Zabawa w kotka i myszkę
A tym bardziej odstręczający był efekt dość żenującej zabawy w kotka i myszkę z wojskową prokuraturą, w którą niestety zaangażował się Binienda. Trudno innymi słowy określić spektakl, w którym profesor stawiał żądania obecności przy swojej ewentualnej rozmowie z prokuratorami amerykańskiego dyplomaty (rozumiem, że jako zabezpieczenie przed możliwością wyrządzenia mu przez rozmówców jakiejś strasznej krzywdy...), a także odbycia się spotkania poza terenem prokuratury. A po zgodzie prokuratury na te warunki (prokuratorzy zgodzili się wręcz na dowolnie określone przez naukowca miejsce i czas spotkania) milczy i odlatuje do USA.

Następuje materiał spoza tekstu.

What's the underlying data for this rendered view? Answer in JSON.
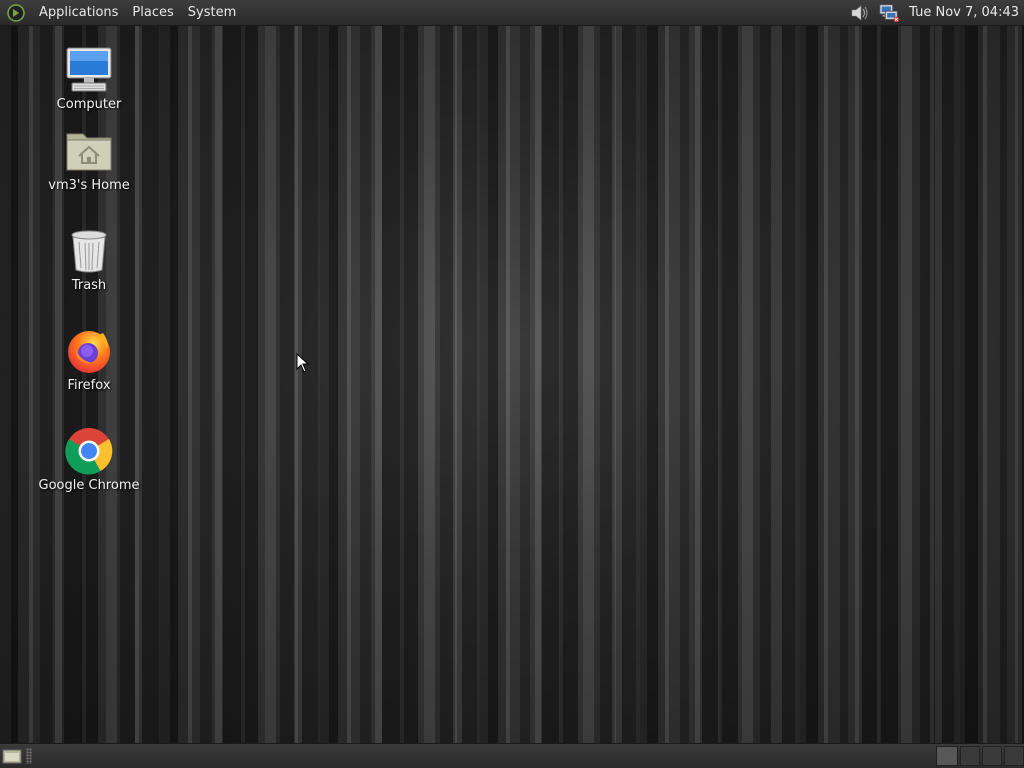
{
  "top_panel": {
    "menus": [
      "Applications",
      "Places",
      "System"
    ],
    "clock": "Tue Nov  7, 04:43",
    "tray_icons": [
      "volume-icon",
      "network-icon"
    ]
  },
  "desktop_icons": [
    {
      "label": "Computer",
      "icon": "computer-icon"
    },
    {
      "label": "vm3's Home",
      "icon": "home-folder-icon"
    },
    {
      "label": "Trash",
      "icon": "trash-icon"
    },
    {
      "label": "Firefox",
      "icon": "firefox-icon"
    },
    {
      "label": "Google Chrome",
      "icon": "chrome-icon"
    }
  ],
  "bottom_panel": {
    "workspaces_count": 4,
    "active_workspace": 1
  },
  "colors": {
    "panel_bg": "#2d2d2d",
    "text": "#e8e8e8"
  }
}
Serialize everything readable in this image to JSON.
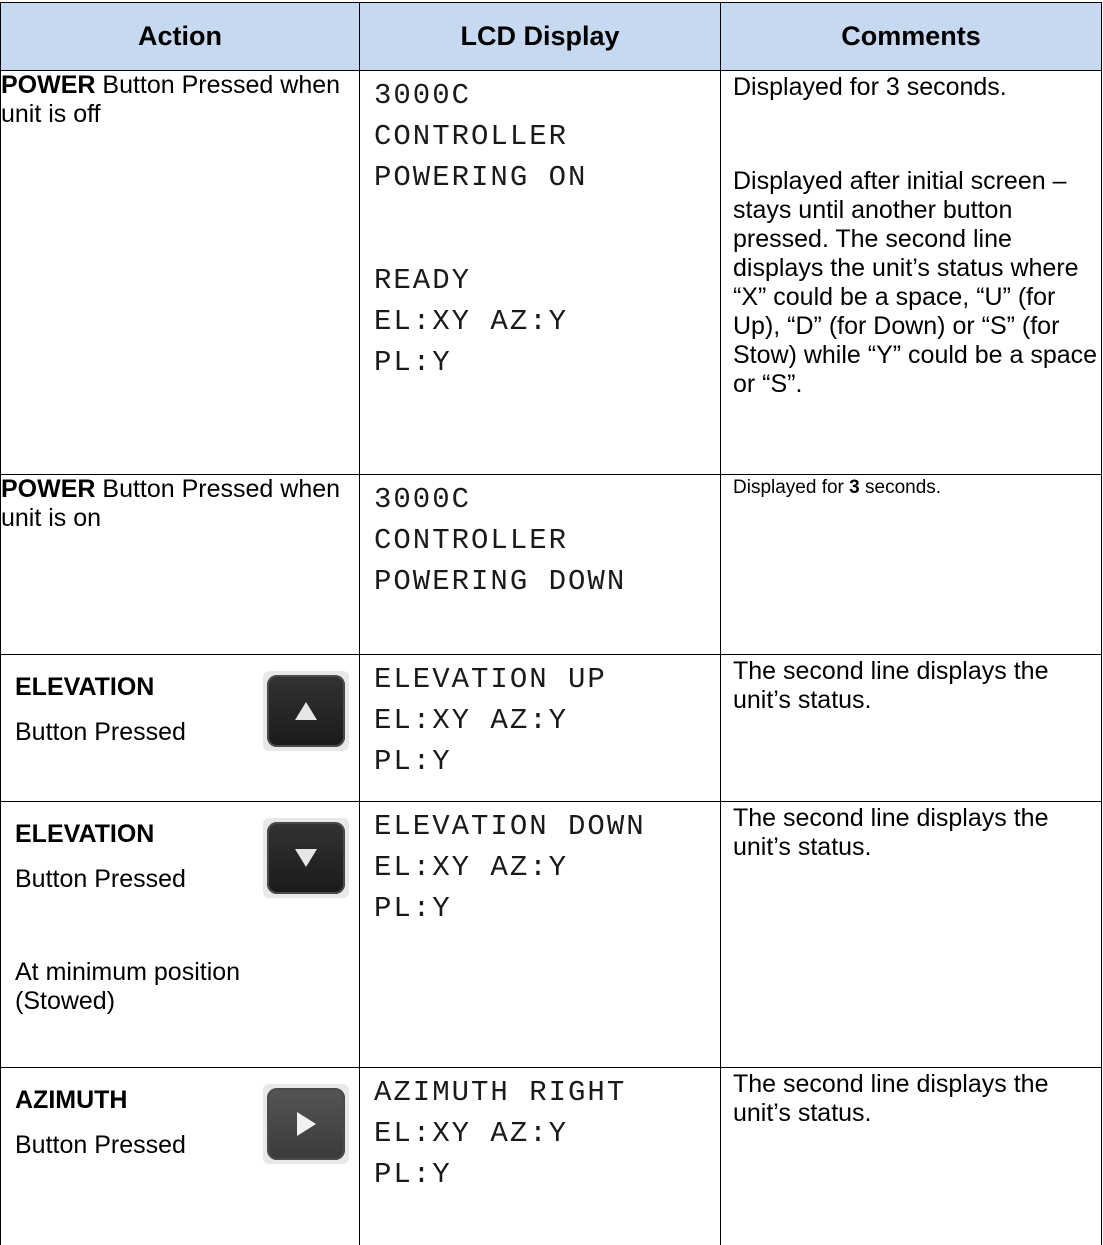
{
  "headers": [
    "Action",
    "LCD Display",
    "Comments"
  ],
  "rows": [
    {
      "action_bold": "POWER",
      "action_rest": " Button Pressed when unit is off",
      "lcd_a": "3000C\nCONTROLLER\nPOWERING ON",
      "lcd_b": "READY\nEL:XY AZ:Y\nPL:Y",
      "comment_a": "Displayed for 3 seconds.",
      "comment_b": "Displayed after initial screen – stays until another button pressed. The second line displays the unit’s status where “X” could be a space, “U” (for Up), “D” (for Down) or “S” (for Stow) while “Y” could be a space or “S”."
    },
    {
      "action_bold": "POWER",
      "action_rest": " Button Pressed when unit is on",
      "lcd": "3000C\nCONTROLLER\nPOWERING DOWN",
      "comment_pre": "Displayed for ",
      "comment_bold": "3",
      "comment_post": " seconds."
    },
    {
      "action_bold": "ELEVATION",
      "action_rest": "Button Pressed",
      "icon": "elevation-up-key-icon",
      "lcd": "ELEVATION UP\nEL:XY AZ:Y\nPL:Y",
      "comment": "The second line displays the unit’s status."
    },
    {
      "action_bold": "ELEVATION",
      "action_rest": "Button Pressed",
      "action_extra": "At minimum position (Stowed)",
      "icon": "elevation-down-key-icon",
      "lcd": "ELEVATION DOWN\nEL:XY AZ:Y\nPL:Y",
      "comment": "The second line displays the unit’s status."
    },
    {
      "action_bold": "AZIMUTH",
      "action_rest": "Button Pressed",
      "icon": "azimuth-right-key-icon",
      "lcd": "AZIMUTH RIGHT\nEL:XY AZ:Y\nPL:Y",
      "comment": "The second line displays the unit’s status."
    }
  ]
}
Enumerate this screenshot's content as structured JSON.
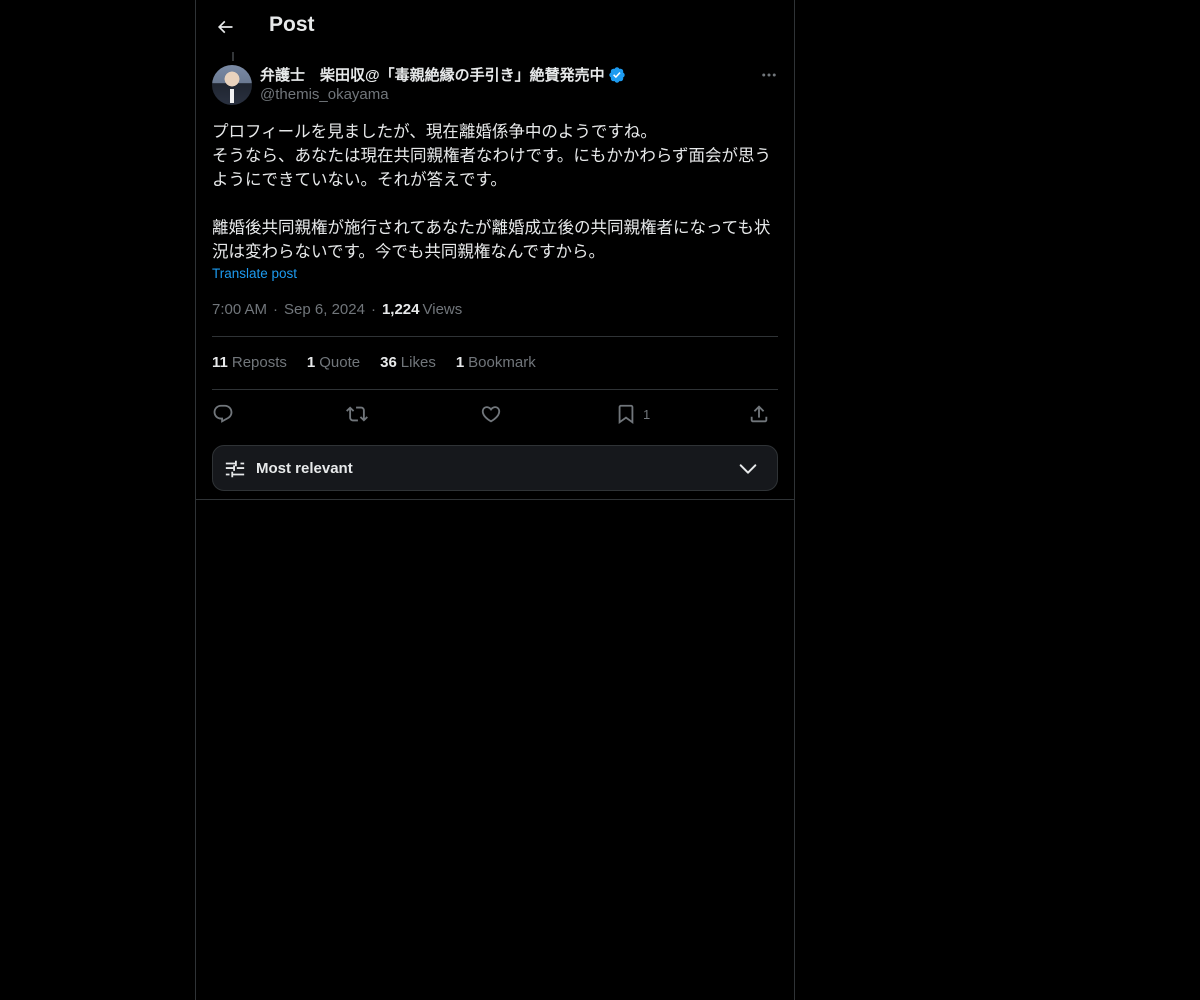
{
  "header": {
    "title": "Post",
    "back_icon": "arrow-left-icon"
  },
  "author": {
    "display_name": "弁護士　柴田収@「毒親絶縁の手引き」絶賛発売中",
    "handle": "@themis_okayama",
    "verified": true,
    "verified_color": "#1d9bf0"
  },
  "post": {
    "text": "プロフィールを見ましたが、現在離婚係争中のようですね。\nそうなら、あなたは現在共同親権者なわけです。にもかかわらず面会が思うようにできていない。それが答えです。\n\n離婚後共同親権が施行されてあなたが離婚成立後の共同親権者になっても状況は変わらないです。今でも共同親権なんですから。",
    "translate_label": "Translate post",
    "time": "7:00 AM",
    "date": "Sep 6, 2024",
    "separator": "·",
    "views_count": "1,224",
    "views_label": "Views"
  },
  "stats": [
    {
      "count": "11",
      "label": "Reposts"
    },
    {
      "count": "1",
      "label": "Quote"
    },
    {
      "count": "36",
      "label": "Likes"
    },
    {
      "count": "1",
      "label": "Bookmark"
    }
  ],
  "actions": {
    "reply_icon": "reply-icon",
    "repost_icon": "repost-icon",
    "like_icon": "heart-icon",
    "bookmark_icon": "bookmark-icon",
    "bookmark_count": "1",
    "share_icon": "share-icon"
  },
  "sort": {
    "label": "Most relevant",
    "icon": "sliders-icon",
    "chevron": "chevron-down-icon"
  },
  "colors": {
    "background": "#000000",
    "text": "#e7e9ea",
    "muted": "#71767b",
    "accent": "#1d9bf0",
    "border": "#2f3336"
  }
}
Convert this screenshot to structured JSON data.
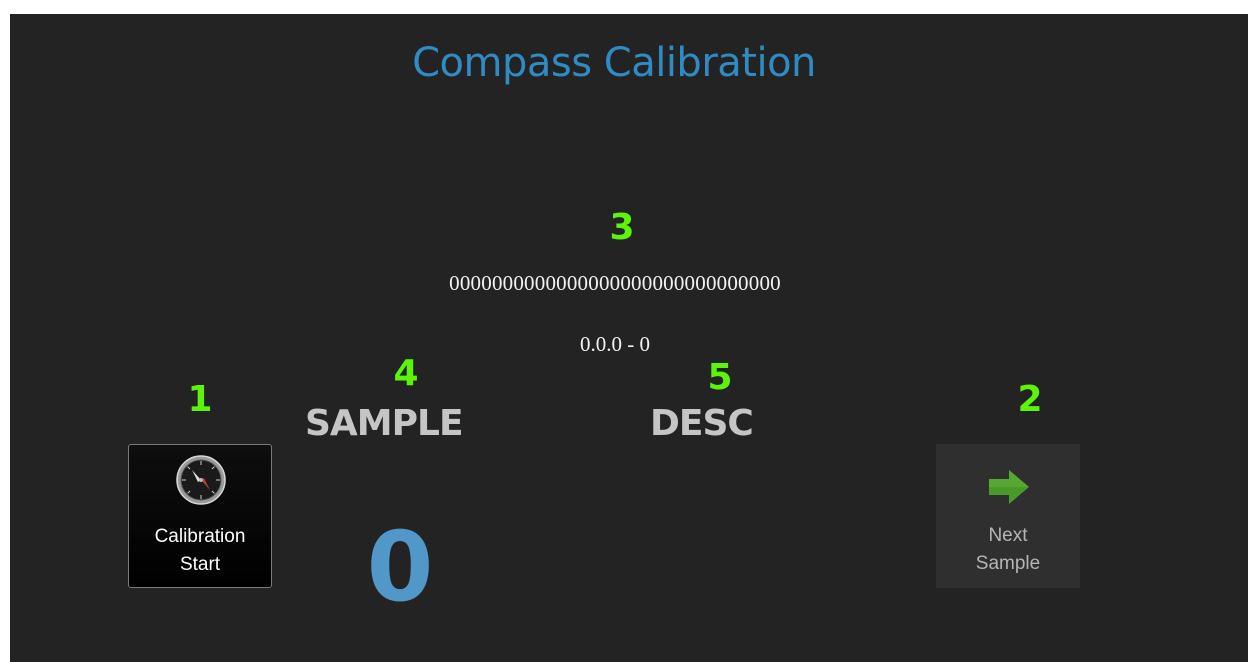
{
  "window": {
    "title": "Compass Calibration"
  },
  "markers": {
    "start": "1",
    "next": "2",
    "serial": "3",
    "sample": "4",
    "desc": "5"
  },
  "device": {
    "serial": "0000000000000000000000000000000",
    "version": "0.0.0 - 0"
  },
  "sample": {
    "heading": "SAMPLE",
    "count": "0"
  },
  "desc": {
    "heading": "DESC"
  },
  "buttons": {
    "calibration_start": {
      "line1": "Calibration",
      "line2": "Start",
      "icon": "compass-icon"
    },
    "next_sample": {
      "line1": "Next",
      "line2": "Sample",
      "icon": "arrow-right-icon"
    }
  },
  "colors": {
    "background": "#232323",
    "title": "#2e8bc3",
    "marker": "#5cf50a",
    "heading": "#c5c5c5",
    "count": "#5197c8",
    "arrow": "#4a9a2a"
  }
}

Wszystko to jest drastycznie sprzeczne z dotychczasową artykułowaną przez środowiska smoleńskie linią krytyki władz, według której podstawowym wobec nich zarzutem było przemilczanie Biniendy i niewspółpracowanie z polonijnymi ekspertami.
Okołosmoleński Internet natychmiast zaczął tworzyć dookoła tej sprzeczności zasłonę dymną, sugerował jakieś zagrożenie dla profesora, niemalże możliwość jego aresztowania (bo prokuratura zaproszenie do profesora wysłała poprzez kierowcę samochodu Żandarmerii Wojskowej...). Bardziej wyrafinowaną argumentację na rzecz tezy, iż profesor na zaproszenie prokuratury nie powinien się stawiać, przedstawił natomiast Antoni Macierewicz. Zadeklarował on obawę, że efektem spotkania byłoby nadanie Biniendzie statusu świadka, a w ślad za tym zobowiązanie go do zachowania tajemnicy, czyli do milczenia. Innymi słowy demonicznym planem prokuratury wojskowej miałoby być zamknięcie profesorowi ust.
Prokuratura jednoznacznie stwierdziła, że nie miała tego rodzaju projektów. Powstaje też pytanie, jak niby miałoby wyglądać zakneblowanie ust profesorowi, który przecież żyje w Ameryce.